Percival Everett Refashions A Mark Twain Classic

Zain Khalid at Bookforum:

KARL KRAUS WROTE THAT EVERYTHING FITS WITH EVERYTHING ELSE. Maybe. Maybe everything in an artist’s corpus, no matter how incongruous, reflects, repeats, rhymes. Yet this is not the case for Percival Everett. No thematic or formal schema is suitable. He climbs the stairs sideways. His patently ridiculous conceits seem like challenges to his own mischievousness, bids to marry his uniquely sweeping curiosities to a bardic impulse. Charmingly, he’d never admit as much. “I know nothing,” he said in a recent New Yorker profile. “I’m just a dumb old cowboy.” Sure. It remains a considerable feat for Everett to have remained eccentric in the increasingly rational and prefabricated business of literature.

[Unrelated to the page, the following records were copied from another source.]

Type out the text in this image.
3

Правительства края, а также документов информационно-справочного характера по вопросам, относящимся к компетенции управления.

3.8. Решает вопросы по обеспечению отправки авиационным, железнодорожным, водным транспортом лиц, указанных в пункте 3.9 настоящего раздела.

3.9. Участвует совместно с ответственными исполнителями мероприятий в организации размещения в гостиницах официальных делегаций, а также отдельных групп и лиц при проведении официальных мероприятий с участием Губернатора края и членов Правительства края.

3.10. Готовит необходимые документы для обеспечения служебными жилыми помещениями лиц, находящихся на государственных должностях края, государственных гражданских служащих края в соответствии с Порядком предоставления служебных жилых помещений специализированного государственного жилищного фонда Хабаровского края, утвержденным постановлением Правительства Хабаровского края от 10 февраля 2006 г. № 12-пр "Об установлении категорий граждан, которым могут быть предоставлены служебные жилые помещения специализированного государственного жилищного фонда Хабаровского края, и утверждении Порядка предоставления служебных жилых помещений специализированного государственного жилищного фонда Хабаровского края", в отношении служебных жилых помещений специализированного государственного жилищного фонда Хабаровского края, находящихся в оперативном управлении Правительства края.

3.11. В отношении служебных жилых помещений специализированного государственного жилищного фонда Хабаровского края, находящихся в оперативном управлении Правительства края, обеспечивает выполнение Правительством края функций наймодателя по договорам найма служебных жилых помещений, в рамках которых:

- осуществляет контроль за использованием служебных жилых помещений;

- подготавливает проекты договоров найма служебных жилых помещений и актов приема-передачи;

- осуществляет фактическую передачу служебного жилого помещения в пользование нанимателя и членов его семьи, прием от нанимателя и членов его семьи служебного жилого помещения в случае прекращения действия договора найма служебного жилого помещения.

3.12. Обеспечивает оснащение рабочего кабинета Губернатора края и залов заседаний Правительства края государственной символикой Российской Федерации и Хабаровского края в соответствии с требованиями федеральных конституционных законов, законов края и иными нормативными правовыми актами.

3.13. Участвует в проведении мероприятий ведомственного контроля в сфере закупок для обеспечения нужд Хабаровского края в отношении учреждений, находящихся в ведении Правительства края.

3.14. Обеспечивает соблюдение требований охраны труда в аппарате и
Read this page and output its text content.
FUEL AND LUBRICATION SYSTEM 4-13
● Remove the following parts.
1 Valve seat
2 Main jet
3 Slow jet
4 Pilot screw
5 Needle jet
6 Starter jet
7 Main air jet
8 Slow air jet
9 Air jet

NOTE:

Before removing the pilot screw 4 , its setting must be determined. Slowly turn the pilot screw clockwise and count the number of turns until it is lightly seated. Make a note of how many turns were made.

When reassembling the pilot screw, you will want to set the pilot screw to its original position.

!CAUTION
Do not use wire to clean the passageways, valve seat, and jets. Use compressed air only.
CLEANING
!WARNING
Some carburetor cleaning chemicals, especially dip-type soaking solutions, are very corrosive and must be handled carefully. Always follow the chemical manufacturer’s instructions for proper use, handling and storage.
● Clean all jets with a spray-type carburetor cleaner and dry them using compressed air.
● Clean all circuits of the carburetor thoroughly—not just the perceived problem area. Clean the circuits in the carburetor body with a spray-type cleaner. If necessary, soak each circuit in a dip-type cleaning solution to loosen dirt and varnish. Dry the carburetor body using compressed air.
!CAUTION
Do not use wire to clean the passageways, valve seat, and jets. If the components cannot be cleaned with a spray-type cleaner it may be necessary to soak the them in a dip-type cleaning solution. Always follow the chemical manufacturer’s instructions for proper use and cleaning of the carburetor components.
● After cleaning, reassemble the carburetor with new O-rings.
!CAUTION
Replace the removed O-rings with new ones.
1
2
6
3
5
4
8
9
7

He has his prevailing modes—racial satires, Westerns, crime procedurals, retellings of ancient myths, despondent autobiographical metafiction—but all of them are in flux, appearing in different admixtures. It’s hard to imagine another author pulling off, or even attempting, Glyph (1999),a novel about a toddler with a farcically high IQ; in Everett’s hands, the gambit is hilarious, bone-dry, and tragic. Erasure (2001), a canny parody of writers and racial fetishization, is even more affecting as a portrait of senescence. I Am Not Sidney Poitier (2009), a hysterical abuse of Ted Turner, the media, and various social structures, is also a repudiation of Everett’s previous work. (About Erasure, the author-character, Percival Everett, remarks, “I didn’t like writing it, and I didn’t like it when I was done with it.”) To apply superficial categories is to miss the point; Everett understands that each person is witness to a series of absurd debacles, and his fiction poses the question: What, if anything, is there to be made of our continued looking?